Les positions exprimées sont celles des personnes qui interviennent et ne rejoignent pas nécessairement celles de l’April, qui ne sera en aucun cas tenue responsable de leurs propos.

Description

Les géants du web se servent des données produites lors de nos échanges pour faire du ciblage publicitaire. Ils n’ont pas le droit de prélever et d’utiliser ces données sans notre consentement libre. Comment peut-on agir collectivement face à ces abus ?

Transcription

Voix off : Au commencement Internet n’était qu’un petit espace où s’échangeaient des informations.
Arthur Messaud : Les informations qu’on partage sur Internet nous concernent. Les données personnelles ce sont toutes les informations numériques ou papier qui sont personnelles, qui nous concernent nous parce qu’on les a émises ou reçues. Mais ça peut être vraiment n’importe quels types d’informations. En fait la couleur de nos yeux, notre prénom, le nom de notre chien sont des données personnelles ; évidemment ce n’est pas très intéressant à exploiter.

Les données personnelles c’est aussi l’heure à laquelle on a visité un site, combien de pages différentes on a regardées sur ce même site et après sur quel autre site on est allé.
Antonio Casilli : Les données personnelles ou à caractère personnel sont quelque chose d’extrêmement collectif parce qu’elles racontent par exemple non seulement qui nous sommes, où nous habitons, ce que nous faisons, mais aussi ce que nous aimons ou alors où nous allons avec les autres, ce que nous faisons avec les autres, ce que nous pensons des autres. Finalement, ces informations à caractère personnel sont des choses extrêmement collectives, des entités qu’on partage ensemble.
CapsLock : Maintenant, on est tous à laisser des informations en ligne et, en fait, on se rend pas du tout compte de où est-ce qu’elles vont aller, qui est-ce qui va les consommer, qui est-ce qui va les acheter, qu’est-ce qu’on va en faire demain.
Voix off : Certains géants se sont accaparés ces données afin d’en tirer le plus grand profit.
Antonio Casilli : Les données personnelles sont au centre d’un marché mondial. Les parties prenantes de ce marché, les acteurs de ce marché, ce sont parfois des entreprises de la tech, des entreprises du numérique comme les Facebook, les Google ; parfois des entreprises dont on connaît un peu moins l’activité comme ce qu’on appelle les courtiers en données. Il s’agit d’intermédiaires qui collectent des informations à partir non seulement de ce que nous faisons sur Internet, mais aussi à partir de ce que les administrations publiques savent de nous ou les commerces dans lesquels nous faisons nos courses savent de nous ; pensez, par exemple, aux cartes des grandes surfaces, aux cartes fidélité des grandes surfaces.

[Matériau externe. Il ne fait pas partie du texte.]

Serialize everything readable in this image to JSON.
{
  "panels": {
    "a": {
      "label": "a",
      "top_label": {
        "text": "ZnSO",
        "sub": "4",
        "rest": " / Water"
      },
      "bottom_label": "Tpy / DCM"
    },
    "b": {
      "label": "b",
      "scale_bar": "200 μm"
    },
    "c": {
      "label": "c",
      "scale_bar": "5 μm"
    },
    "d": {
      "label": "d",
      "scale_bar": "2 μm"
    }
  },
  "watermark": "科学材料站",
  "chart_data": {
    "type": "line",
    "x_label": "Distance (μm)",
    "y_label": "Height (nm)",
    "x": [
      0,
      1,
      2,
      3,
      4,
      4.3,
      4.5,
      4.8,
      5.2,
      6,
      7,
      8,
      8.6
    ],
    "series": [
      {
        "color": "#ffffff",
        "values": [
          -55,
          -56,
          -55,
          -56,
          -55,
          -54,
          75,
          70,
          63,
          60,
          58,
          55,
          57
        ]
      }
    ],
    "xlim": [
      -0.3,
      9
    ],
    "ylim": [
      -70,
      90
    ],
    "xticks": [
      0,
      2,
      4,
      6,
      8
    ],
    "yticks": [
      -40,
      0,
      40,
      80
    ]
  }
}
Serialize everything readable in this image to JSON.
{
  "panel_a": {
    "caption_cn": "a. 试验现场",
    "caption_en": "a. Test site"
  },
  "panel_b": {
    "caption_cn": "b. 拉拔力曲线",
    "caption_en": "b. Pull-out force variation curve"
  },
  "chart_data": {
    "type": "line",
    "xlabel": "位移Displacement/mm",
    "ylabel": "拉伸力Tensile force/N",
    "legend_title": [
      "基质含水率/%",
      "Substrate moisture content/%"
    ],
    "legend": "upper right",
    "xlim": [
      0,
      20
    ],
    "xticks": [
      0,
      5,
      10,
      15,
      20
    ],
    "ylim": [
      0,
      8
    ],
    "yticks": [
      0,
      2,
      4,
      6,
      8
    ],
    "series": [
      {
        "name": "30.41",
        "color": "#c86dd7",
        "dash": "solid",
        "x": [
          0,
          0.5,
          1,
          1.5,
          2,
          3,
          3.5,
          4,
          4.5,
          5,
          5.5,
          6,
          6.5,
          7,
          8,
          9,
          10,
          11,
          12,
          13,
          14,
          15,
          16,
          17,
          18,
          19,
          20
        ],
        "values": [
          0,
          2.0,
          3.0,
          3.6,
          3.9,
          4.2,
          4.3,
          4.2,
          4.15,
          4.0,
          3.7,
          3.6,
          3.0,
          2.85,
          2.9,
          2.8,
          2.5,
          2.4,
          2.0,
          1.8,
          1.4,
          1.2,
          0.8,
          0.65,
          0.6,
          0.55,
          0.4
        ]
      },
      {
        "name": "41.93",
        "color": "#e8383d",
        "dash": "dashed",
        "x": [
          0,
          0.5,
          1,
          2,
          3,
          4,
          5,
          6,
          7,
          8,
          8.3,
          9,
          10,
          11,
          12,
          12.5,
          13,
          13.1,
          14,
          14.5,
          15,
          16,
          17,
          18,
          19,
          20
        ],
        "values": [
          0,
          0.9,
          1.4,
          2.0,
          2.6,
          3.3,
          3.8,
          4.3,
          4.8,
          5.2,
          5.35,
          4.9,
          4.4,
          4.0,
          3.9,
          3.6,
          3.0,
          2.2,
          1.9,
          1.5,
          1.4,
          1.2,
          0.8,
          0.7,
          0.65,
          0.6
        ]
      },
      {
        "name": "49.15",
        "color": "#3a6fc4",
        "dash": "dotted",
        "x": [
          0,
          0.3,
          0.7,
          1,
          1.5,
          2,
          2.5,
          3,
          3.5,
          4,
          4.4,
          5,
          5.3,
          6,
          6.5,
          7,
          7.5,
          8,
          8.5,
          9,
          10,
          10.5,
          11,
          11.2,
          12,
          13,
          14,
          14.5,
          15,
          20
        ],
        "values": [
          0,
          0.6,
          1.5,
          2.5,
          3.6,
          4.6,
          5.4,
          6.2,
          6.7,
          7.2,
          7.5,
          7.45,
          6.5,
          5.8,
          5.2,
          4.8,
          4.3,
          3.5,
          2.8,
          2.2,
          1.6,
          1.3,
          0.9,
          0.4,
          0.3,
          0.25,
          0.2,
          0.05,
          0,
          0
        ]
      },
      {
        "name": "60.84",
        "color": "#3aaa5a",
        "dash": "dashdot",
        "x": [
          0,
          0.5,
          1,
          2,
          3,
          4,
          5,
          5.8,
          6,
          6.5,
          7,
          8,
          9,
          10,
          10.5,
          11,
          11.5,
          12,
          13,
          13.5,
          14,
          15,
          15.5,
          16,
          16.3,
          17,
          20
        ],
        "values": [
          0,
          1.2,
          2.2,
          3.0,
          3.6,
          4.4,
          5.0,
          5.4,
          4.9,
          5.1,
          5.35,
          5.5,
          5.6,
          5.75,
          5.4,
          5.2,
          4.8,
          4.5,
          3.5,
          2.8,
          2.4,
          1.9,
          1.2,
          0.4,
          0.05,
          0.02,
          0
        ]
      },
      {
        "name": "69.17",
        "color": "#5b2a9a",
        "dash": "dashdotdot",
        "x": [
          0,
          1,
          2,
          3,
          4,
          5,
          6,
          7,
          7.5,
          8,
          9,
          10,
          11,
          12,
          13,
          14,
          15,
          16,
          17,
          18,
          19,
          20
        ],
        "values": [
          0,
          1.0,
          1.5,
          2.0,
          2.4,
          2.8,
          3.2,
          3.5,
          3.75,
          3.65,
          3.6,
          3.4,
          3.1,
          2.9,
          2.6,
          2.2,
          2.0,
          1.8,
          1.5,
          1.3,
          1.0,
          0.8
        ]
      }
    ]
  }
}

Tout ça à la fin s’ajoute à des bases de données qui sont constituées à des fins de renseignement. De tout cela on fait commerce aujourd’hui.
CapsLock : Tout un tas d’équipements qu’on branche sur Internet, tous les objets connectés et autres, posent de gros problèmes de sécurité parce qu’ils n’ont pas du tout été conçus dans cette idée de protéger l’utilisateur. Ils sont conçus de façon à maximiser le profit de la personne qui va mettre ce produit sur le marché. On a des exemples très parlants ne serait-ce que sur les bases militaires où il y a des militaires qui se baladaient, enfin qui faisaient leur exercice physique dehors avec leur bracelet connecté, et puis ah ben mince, juste avec ce machin-là qui relevait la position GPS et l’envoyait à des serveurs, eh bien tu te rends compte, qu’en fait, tu as le plan détaillé de la base militaire. Du coup, ce qui n’était pas cartographié d’habitude, là c’est carrément cartographié par ce service de bracelet connecté.
Antonio Casilli : Le modèle d’affaires des plateformes numériques aujourd’hui est basé sur ce qu’on appelle un marché multi-faces. Marché multi-faces veut dire que vous n’avez pas seulement des producteurs et des consommateurs, mais vous avez différentes catégories d’usagers. Et ces usagers payent des prix différents.
Certains payent un prix nul, donc ils ne payent pas ; pensez par exemple à toutes celles et ceux qui se servent dans le moteur de recherche comme Google.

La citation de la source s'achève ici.